Por Jonathan Golergant
Ricardo es auditor interno de una importante compañía. Mientras realiza una presentación al Comité de Gerencia, va observando a sus miembros. Cuando se detiene en Lucho, lo encuentra bostezando. Luego de unos minutos, le escucha decir: “Deberíamos examinar un reporte completo por escrito para tomar la decisión”. Inmediatamente, Ricardo piensa: “Es claro que Lucho quiere comunicar sutilmente al comité que mis aportes no son relevantes porque su área está en falta”.
Mientras regresa a su oficina, está convencido de que Lucho verá el informe como una amenaza. Está mortificado por su trato. Siente ira y ansiedad. “Tengo que moverme políticamente, no me conviene tener un enemigo como él en la compañía”, piensa. Al sentarse, ha tomado la decisión de posponer el informe acerca del área de Lucho.

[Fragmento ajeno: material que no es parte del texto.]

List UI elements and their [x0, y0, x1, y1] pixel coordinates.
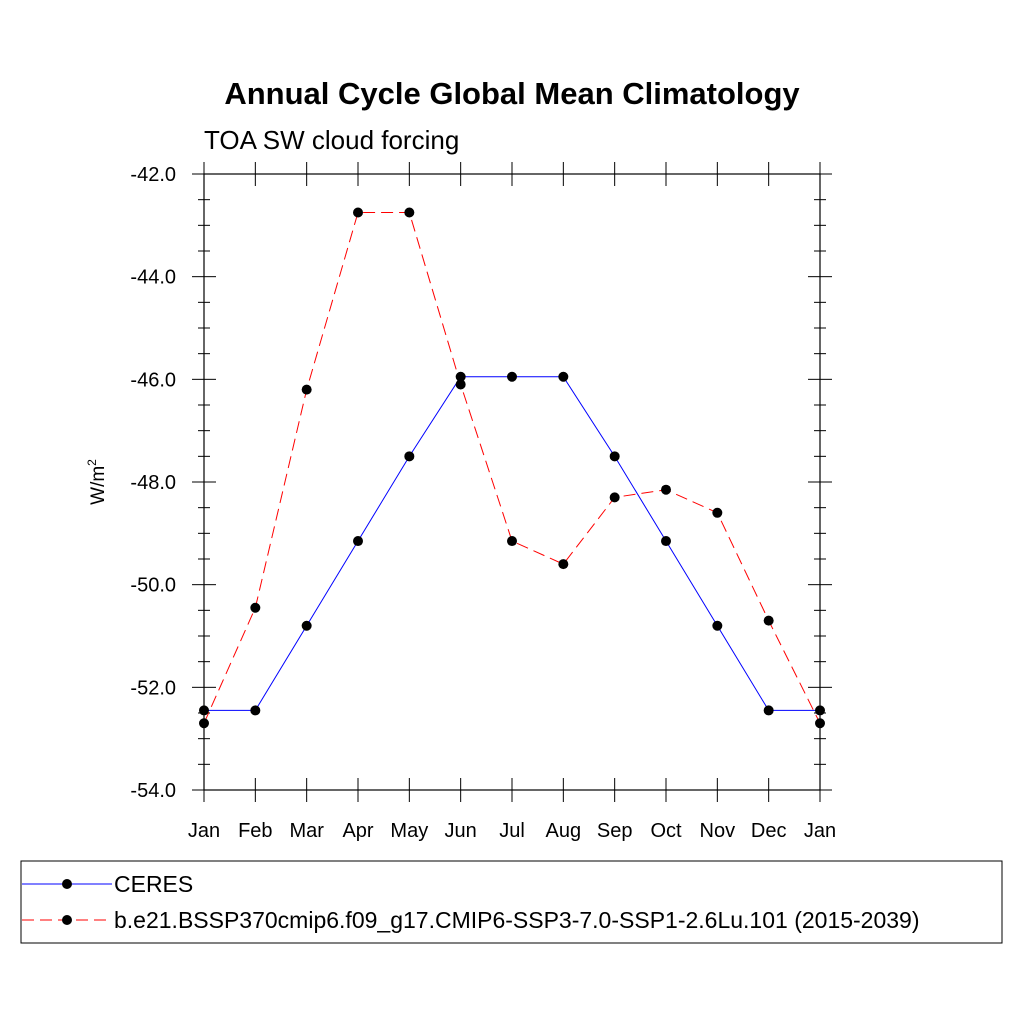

Lo que ha sucedido con Ricardo pasa todos los días en las organizaciones. Ha empezado a subir lo que Chris Argyris llama la “Escalera de la Inferencia”. Así, partimos de experiencias observables y las interpretamos de un modo particular. Experimentamos emociones y sacamos conclusiones. Luego de escalar en el terreno de la inferencia, actuamos. Partimos del bostezo de Lucho y, luego de una sucesión de inferencias, no incluimos su área en nuestro informe. Llegar a inferencias es parte natural de nuestro ser.
El tema es que aquí recién comienza el problema. Cuando sale el informe de Ricardo, ese acto se vuelve un nuevo dato observable para otros en la organización, quienes suben sus propias escaleras de inferencias. Uno podrá decir: “Ricardo no incluyó a Lucho en su informe, ¡qué incompetente!” Otro podrá pensar: “Debe ser por una orden expresa del gerente general”.
Y así seguirán las inferencias. Cada una escalará y generará comportamientos que serán datos observables para otros y, a su vez, producirán nuevas inferencias. De este modo, cuando estamos en la cuarta derivada de este proceso, la organización ha generado una bola de nieve plagada de una fuerte carga emocional, atribuciones sobre otros y conflictos encubiertos.
¿Qué hacer, entonces? Hablar de lo que normalmente callamos. Dialogar es poner nuestras inferencias sobre la mesa. Para hacerlo, partimos de las experiencias observables, pues dan sustento a nuestras interpretaciones y nos permiten explicar por qué creemos lo que creemos. Luego, compartimos nuestras inferencias. Finalmente, indagamos si hay algo que no estamos viendo.
El modelo comienza con un “cuando”: “cuando bostezaste…”; “cuando te paraste y te fuiste…”. Luego, compartimos nuestra inferencia: “Cuando dijiste…, asumí que…”; “me pareció que tu podías estar sintiendo que…”. Finalmente, indagamos: “¿Qué te parece lo que te estoy diciendo? ¿Hay algo que no esté viendo?”. Así, podemos abrir el diálogo y mantener la inferencia en la organización en un nivel razonable.
Este modelo no funciona siempre ni con todas las personas. Tampoco garantiza que la comunicación fluya. Pero la consecuencia de no abrir el diálogo son las bolas de nieve que pueden arrasar todo a su paso. Discutamos lo indiscutible sin temores y con apertura.